We live in a society that tends to honor some pretty weird stuff. The fact that I am well acquainted with the status of Britney Spear’s child custody arrangements, simply by glancing at a magazine rack while paying for my Diet Peach Snapple, tells you A LOT, about who gets glorified in this country. So, sitting there watching this group of people – storytellers, and story listeners pay homage to Doc, and to the oral tradition, moved me. It made me proud to sit amongst these folks who saw the specialness of storytelling and storytellers. Was it Groucho Marx who famously said that he’d never want to be part of a group what would have him as a member? Well, Groucho, in this case I disagree with you 1000000000000000000%. In that moment – watching what would be Doc’s final appearance on the National Storytelling Conference stage, I was floored to be part of this group of people that cold take in, and appreciate the ART that is storytelling, and the ARTISIT that great storytellers like Doc are. An art that can look so very simple, that a lot of folks say, “What’s the big deal? Where’s the sets? The costumes? The car crashes?” to be amongst people who truly honor their own – even when the rest of the world would probably pay no heed to an elderly man on a stool, talking into a mike – made me proud.
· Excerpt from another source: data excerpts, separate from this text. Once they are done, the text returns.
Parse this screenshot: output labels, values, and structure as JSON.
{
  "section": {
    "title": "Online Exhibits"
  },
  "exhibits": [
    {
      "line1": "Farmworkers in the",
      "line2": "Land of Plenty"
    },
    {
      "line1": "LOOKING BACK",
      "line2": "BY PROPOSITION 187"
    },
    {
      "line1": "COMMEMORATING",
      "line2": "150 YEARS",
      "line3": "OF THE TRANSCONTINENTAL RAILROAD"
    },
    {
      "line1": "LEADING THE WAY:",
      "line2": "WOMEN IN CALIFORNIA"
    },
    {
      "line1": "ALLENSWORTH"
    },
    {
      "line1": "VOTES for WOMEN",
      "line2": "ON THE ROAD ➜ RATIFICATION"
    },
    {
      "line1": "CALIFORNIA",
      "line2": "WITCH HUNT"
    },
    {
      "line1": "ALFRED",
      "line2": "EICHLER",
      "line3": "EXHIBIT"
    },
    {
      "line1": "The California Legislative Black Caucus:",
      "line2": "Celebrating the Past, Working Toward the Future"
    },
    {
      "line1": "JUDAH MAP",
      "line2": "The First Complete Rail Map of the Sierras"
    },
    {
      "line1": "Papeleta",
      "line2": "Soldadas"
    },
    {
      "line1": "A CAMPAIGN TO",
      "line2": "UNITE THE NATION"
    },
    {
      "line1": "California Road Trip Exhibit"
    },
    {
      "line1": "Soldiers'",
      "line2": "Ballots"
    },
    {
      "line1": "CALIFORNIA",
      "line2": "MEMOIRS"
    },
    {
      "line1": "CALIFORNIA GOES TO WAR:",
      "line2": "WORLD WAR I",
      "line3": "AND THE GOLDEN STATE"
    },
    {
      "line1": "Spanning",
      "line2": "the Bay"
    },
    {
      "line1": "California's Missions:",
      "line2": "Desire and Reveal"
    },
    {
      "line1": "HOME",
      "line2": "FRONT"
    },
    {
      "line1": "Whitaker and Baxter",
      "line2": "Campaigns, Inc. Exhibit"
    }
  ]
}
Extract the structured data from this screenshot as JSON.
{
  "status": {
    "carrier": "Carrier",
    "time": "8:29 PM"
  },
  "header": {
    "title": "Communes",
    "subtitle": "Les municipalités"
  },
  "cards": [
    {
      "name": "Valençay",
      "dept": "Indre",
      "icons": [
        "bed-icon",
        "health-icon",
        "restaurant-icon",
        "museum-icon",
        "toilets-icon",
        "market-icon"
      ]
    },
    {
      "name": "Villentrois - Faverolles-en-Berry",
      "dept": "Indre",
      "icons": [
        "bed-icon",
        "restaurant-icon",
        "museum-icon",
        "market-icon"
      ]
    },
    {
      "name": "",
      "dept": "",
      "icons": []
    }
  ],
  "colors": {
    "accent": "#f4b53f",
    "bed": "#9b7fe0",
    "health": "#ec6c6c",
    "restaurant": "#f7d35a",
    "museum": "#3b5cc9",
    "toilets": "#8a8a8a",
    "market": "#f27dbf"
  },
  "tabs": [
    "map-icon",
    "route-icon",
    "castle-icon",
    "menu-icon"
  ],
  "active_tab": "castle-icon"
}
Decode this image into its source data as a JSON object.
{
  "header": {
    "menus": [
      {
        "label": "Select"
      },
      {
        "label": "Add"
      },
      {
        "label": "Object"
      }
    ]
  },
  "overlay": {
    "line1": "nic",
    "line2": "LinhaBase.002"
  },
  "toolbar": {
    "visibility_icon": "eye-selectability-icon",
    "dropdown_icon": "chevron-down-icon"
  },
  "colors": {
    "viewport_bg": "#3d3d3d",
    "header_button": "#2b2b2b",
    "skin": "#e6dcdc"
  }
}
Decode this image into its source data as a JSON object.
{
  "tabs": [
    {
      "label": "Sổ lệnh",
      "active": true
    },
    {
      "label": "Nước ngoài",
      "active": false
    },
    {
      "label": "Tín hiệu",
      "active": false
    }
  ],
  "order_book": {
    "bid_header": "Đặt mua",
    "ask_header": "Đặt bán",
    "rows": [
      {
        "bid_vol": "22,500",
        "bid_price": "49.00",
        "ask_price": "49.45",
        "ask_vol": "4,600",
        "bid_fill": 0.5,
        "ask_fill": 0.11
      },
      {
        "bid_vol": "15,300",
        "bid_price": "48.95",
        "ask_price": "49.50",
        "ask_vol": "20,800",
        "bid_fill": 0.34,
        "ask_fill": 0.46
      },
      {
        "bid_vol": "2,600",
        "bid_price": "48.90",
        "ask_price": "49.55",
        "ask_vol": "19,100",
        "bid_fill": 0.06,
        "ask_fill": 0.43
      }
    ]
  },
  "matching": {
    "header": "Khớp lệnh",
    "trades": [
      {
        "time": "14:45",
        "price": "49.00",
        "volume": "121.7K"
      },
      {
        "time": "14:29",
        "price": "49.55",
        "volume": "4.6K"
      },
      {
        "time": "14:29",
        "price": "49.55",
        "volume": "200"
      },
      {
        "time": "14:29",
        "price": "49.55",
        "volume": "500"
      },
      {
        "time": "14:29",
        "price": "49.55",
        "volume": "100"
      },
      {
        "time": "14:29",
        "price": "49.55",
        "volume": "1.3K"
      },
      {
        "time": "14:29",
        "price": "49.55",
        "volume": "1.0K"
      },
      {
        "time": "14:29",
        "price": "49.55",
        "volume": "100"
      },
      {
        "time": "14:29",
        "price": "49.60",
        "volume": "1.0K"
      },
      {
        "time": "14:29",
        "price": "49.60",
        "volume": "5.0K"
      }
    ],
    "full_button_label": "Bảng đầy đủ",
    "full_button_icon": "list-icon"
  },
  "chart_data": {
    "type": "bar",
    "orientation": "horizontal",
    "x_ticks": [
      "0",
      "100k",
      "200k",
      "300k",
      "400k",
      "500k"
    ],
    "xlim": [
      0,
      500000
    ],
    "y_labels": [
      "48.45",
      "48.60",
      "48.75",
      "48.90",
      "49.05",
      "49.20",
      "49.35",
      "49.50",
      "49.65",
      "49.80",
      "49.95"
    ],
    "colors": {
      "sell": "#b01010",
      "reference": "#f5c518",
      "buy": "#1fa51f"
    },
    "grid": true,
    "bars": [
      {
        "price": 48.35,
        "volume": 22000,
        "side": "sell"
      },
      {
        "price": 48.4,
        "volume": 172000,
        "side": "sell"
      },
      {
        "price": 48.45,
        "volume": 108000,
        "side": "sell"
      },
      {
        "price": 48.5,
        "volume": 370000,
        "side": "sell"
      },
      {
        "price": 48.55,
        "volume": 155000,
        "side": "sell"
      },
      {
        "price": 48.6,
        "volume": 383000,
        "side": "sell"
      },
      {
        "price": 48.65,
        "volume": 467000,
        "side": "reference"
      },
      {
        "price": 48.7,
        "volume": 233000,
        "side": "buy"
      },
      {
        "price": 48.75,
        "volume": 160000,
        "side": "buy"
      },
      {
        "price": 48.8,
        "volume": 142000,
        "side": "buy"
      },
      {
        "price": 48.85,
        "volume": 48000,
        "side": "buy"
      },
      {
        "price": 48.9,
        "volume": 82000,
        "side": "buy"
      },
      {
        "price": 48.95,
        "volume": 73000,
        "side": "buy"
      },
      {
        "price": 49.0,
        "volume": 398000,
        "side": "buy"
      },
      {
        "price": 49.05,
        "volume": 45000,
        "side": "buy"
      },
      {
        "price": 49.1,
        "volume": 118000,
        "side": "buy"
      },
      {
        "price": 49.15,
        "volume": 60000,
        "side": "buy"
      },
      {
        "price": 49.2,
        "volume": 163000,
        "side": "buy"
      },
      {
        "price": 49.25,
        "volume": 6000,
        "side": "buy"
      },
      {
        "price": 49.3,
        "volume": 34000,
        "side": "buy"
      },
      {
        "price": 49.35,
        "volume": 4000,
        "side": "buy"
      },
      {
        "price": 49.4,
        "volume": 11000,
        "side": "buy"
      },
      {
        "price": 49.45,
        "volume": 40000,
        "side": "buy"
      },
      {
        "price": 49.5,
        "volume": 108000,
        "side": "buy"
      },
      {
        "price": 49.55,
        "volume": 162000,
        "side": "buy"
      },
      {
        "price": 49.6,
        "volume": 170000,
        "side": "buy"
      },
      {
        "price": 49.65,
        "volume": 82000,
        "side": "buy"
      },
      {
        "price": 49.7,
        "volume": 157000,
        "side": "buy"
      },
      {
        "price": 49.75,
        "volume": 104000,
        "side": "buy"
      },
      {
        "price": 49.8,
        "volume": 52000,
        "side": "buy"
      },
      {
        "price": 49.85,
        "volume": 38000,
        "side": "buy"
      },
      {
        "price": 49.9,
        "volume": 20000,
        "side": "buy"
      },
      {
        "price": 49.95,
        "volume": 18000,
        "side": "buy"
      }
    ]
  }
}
I didn’t get to meet Doc after the show, as I left I saw he was swarmed by admirers. Thoughts of his performance, and the audience reaction drifted through my head every now and again during the almost 12 hour drive home the next day – but then it all shifted to the “been there, done that” file in my mind. But then, a few weeks later, I go the news that Doc had died. Like warm shower water pouring over me, the memory of the Conference came back, as did the pride I felt that night.